Take a look at this passage from early in the book when Matt Rydek, co-captain of Nearmont High's football team and the focal point of the story, arrives at a party held as the season is about to begin:
	"Matt floated into the party a step behind Brody, who opened holes in the crowd 
	with his smile. Brody reached out for guys to tap fists and girls to feel up. Ever 
	since he was in PeeWee, All-Brody had acted like he was walking on a red carpet, 
	but nobody ever seemed to mind. He could say anything to anybody. Guys trusted him 
	in the huddle and girls couldn't keep their hands off him. He had left the football 
	in the car. He was looking to score tonight."
That sense of floating comes not only from Matt's sense of himself as above the crowd—the victorious football hero carried on the shoulders of adoring fans—but from the pain pills (Vicodin) that he takes, along with steroids, to maintain his place in the stratosphere of high-school "gods."

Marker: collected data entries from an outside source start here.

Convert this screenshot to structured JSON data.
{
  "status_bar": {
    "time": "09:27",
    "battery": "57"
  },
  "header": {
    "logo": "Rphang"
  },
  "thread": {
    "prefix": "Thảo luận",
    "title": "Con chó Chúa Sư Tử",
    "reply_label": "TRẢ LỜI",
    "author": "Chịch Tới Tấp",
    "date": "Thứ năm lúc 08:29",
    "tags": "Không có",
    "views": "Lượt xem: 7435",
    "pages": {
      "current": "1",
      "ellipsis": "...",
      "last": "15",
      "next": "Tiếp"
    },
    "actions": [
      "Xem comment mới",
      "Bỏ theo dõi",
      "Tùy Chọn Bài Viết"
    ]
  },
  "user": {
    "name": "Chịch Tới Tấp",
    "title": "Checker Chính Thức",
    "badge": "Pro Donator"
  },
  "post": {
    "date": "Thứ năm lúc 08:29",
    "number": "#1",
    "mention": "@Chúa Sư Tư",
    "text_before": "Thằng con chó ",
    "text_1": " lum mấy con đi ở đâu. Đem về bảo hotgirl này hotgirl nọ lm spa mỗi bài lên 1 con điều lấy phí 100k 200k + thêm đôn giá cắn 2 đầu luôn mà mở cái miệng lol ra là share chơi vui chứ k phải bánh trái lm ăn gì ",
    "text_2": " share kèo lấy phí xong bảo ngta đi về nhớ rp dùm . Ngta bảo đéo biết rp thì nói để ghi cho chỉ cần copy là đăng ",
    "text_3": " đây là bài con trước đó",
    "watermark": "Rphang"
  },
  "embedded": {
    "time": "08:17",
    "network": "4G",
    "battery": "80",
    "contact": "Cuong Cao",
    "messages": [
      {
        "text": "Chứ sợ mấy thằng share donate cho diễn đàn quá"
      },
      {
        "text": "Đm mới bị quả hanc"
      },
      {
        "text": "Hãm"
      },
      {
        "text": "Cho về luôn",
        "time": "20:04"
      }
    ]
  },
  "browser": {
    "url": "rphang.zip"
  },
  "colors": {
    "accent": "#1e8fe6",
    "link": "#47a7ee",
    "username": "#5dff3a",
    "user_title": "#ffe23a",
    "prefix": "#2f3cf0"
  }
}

On some level that he's not yet aware of...but which he gradually becomes aware of over the course of the story...Matt knows that attaining and holding onto power through corrupt means may cost him and his friends their souls. But it's only after one of his teammates, Chris, is abused during a team pre-season training camp ritual, and Matt does nothing to stop it before the ritual gets out of hand, that his growth as a character begins.

Again and again, Matt turns away from helping Chris until the plot reaches its climax, and Chris seeks revenge for the act of abuse that the team members forced upon him. No longer can Matt stand idly by, a passive observer, waiting for someone else to act. Yet even this act (which others perceive as heroic) fails to cleanse his soul...because he knows that he could—and should—have done something sooner to prevent Chris from seeking revenge.

In the final thirty pages of the novel, the fog lifts, and the boundaries of land and water become clear again as Matt must choose between the team's present needs and his own future.

His compass, numb for so long, begins to point north, and the reader, nearly overwhelmed with grief and sadness for all that's happened in this story, can't help but root for Matt, hoping he will choose to do the right thing...and finally emerge from the fog.

Books Reviewed:

Cupcake. Simon & Schuster Children's Publishing, 2007. ISBN: 1-4169-1217-7.
All of the Above, by Shelley Pearsall. Little, Brown Young Readers, 2006. ISBN: 0-3161-1524-X.
Raiders Night, by Robert Lipsyte. HarperTeen, 2006. ISBN: 0-0605-9946-4.